Biofuel naysayers have a wealth of criticisms to use if they really want to derail the renewable energy juggernaut. "The EROIE is not as good as petroleum" "The feedstock is better used as food" "The emissions from ethanol is more toxic than gasoline" "Subsidies are the only reason that ethanol producers make any profits", etc.

Well the oil industry "wasn't built in a day" either (and the resemblance to Rome is pretty apt). The reality is that if Henry Ford had succeeded in encouraging the use of ethanol when he produced the first Model T, engines would have developed much differently than they did and the EROIE, toxicity, feedstock diversity, and subsidy issues would have been solved a long time ago.
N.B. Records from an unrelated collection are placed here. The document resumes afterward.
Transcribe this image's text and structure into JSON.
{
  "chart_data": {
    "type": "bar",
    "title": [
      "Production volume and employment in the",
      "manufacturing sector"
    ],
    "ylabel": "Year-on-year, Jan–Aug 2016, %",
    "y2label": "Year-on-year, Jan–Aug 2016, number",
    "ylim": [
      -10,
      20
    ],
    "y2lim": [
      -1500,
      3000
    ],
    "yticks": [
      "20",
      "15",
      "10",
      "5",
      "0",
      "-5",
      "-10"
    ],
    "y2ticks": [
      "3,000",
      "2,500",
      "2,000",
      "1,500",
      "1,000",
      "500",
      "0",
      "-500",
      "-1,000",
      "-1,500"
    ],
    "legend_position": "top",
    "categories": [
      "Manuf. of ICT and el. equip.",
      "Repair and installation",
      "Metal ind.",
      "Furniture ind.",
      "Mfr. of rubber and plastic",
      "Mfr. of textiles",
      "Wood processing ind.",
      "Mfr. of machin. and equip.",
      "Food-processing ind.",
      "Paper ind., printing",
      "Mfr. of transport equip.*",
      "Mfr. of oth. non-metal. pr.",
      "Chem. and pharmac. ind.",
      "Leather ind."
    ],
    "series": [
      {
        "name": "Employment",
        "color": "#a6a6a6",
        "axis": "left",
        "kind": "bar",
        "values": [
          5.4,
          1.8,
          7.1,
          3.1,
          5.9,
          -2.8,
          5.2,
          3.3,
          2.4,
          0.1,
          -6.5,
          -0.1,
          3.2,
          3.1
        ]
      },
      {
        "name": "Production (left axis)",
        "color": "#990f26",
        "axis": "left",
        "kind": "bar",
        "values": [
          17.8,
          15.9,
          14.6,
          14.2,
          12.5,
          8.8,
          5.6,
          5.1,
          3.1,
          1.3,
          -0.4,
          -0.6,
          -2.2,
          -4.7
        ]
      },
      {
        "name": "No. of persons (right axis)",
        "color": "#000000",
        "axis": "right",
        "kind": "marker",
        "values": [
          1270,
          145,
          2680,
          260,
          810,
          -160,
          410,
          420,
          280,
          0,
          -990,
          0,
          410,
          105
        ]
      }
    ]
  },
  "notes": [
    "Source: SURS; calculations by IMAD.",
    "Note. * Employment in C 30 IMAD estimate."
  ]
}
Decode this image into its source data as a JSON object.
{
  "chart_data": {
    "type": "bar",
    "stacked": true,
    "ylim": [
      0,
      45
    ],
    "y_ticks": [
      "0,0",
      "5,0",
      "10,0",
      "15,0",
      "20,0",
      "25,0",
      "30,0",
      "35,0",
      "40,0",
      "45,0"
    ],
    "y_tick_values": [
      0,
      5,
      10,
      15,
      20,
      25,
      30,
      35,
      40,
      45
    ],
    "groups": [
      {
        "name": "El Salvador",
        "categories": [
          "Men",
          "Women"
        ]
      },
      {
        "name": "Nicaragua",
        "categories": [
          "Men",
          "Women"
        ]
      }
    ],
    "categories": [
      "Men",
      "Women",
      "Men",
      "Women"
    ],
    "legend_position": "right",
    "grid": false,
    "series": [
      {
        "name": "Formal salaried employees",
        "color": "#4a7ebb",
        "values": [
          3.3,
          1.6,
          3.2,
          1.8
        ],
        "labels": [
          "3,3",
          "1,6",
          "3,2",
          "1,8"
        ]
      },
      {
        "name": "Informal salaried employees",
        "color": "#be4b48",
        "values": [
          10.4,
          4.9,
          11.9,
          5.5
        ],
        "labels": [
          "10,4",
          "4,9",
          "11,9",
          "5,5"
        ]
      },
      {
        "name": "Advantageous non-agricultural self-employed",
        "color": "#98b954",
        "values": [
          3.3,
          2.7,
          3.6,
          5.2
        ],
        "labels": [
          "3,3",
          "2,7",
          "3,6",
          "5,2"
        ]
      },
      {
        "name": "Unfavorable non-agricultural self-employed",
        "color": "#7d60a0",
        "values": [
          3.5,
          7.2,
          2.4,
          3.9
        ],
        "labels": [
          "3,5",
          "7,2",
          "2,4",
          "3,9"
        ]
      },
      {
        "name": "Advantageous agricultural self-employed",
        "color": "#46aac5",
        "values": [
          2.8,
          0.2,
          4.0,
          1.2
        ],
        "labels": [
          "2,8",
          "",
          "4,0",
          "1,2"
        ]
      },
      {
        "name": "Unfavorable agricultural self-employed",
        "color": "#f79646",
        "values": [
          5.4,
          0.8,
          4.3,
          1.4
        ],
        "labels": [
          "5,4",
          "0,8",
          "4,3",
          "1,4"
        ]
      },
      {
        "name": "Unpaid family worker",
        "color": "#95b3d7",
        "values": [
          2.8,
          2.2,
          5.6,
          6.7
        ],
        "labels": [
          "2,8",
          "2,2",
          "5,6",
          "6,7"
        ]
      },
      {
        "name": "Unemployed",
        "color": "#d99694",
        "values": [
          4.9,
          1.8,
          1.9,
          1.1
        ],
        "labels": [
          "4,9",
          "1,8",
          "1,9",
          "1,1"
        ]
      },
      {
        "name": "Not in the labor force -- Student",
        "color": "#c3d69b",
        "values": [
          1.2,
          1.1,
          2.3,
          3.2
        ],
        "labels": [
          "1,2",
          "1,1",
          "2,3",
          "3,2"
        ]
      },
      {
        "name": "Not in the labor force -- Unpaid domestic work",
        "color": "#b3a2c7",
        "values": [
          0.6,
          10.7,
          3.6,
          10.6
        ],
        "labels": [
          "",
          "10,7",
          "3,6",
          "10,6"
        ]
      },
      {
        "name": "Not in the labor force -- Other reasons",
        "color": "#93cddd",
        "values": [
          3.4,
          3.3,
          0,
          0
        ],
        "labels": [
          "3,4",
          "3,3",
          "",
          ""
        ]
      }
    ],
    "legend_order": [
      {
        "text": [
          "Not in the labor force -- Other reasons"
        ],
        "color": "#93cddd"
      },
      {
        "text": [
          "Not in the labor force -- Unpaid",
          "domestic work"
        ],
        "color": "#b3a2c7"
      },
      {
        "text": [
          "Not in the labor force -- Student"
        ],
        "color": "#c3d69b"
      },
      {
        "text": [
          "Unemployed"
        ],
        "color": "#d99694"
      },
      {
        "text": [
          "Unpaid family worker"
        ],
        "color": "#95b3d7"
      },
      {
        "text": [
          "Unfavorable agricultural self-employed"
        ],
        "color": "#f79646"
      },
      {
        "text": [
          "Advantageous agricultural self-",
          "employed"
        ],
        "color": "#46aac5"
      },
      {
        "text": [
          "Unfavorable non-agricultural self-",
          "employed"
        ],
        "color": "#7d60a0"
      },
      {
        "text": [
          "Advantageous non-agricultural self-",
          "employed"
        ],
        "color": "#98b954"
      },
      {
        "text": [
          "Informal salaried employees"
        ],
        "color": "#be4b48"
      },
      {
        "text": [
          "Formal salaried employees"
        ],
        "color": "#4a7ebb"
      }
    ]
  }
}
Give ethanol a hundred years and lets see how efficient and clean it and other biofuels can be.

Here are excerpts from an October 2006 article in Green Car Congress that demonstrates the potential for redesigned combustion engines that exploit the high octane of ethanol.

Startup Working to Commercialize Direct Injection Ethanol Boosting + Turbocharging
Ethanol boost with turbocharging promises a cost-effective means to obtain high fuel efficiency in gasoline and flex ethanol/gasoline powered engines.

MIT scientists and engineers earlier this year founded a company—Ethanol Boosting Systems, LLC (EBS)—to commercialize their work on direct-injection ethanol boosting combined with aggressive turbocharging in a gasoline engine. (Earlier post.) The result is a gasoline engine with the fuel efficiency of current hybrids or turbodiesels—up to 30% better than a conventional gasoline engine—but at lower cost.

EBS has a collaborative R&D agreement with Ford, and anticipates engine tests in 2007 with subsequent licensing to Ford and other automakers. If all goes as expected, vehicles with the new engine could be on the road by 2011.

The foundation of the approach is the enhanced knock suppression resulting from the separate, direct injection of small amounts of ethanol into the cylinder in addition to the main gasoline fuel charge.

The injection of a small amount of ethanol into the hot combustion chamber cools the fuel charge and makes spontaneous combustion much less likely. According to a simulation developed by the MIT group, with ethanol injection the engine won’t knock even when the pressure inside the cylinder is three times higher than that in a conventional SI engine. Engine tests by collaborators at Ford Motor Company produced results consistent with the model’s predictions.

With knock essentially eliminated, the researchers could incorporate into their engine two operating techniques that help make today’s diesel engines so efficient: a high degree of turbocharging and the use of a higher compression ratio.

The combined changes could increase the power of a given-sized engine by more than a factor of two. But rather than seeking higher vehicle performance, the MIT researchers cut their engine size in half. Using well-established computer models, they determined that their small, turbocharged, high-compression-ratio engine will provide the same peak power as the full-scale SI version but will be 20 to 30% more fuel efficient.

The ethanol-boosted engine could provide efficiency gains comparable to those of today’s hybrid engine systems for less extra investment: about $1,000 as opposed to $3,000 to $5,000. The engine should use less than five gallons of ethanol for every 100 gallons of gasoline, so drivers would need to fill their ethanol tank only every one to three months. The ethanol used could be E85.

Given the short fuel-savings payback time—three to four years at present US gasoline prices—the MIT researchers believe that their ethanol-boosted turbo engine has real potential for widespread adoption.

To actually affect oil consumption, we need to have people want to buy our engine, so our work also emphasizes keeping down the added cost and minimizing any inconvenience to the driver.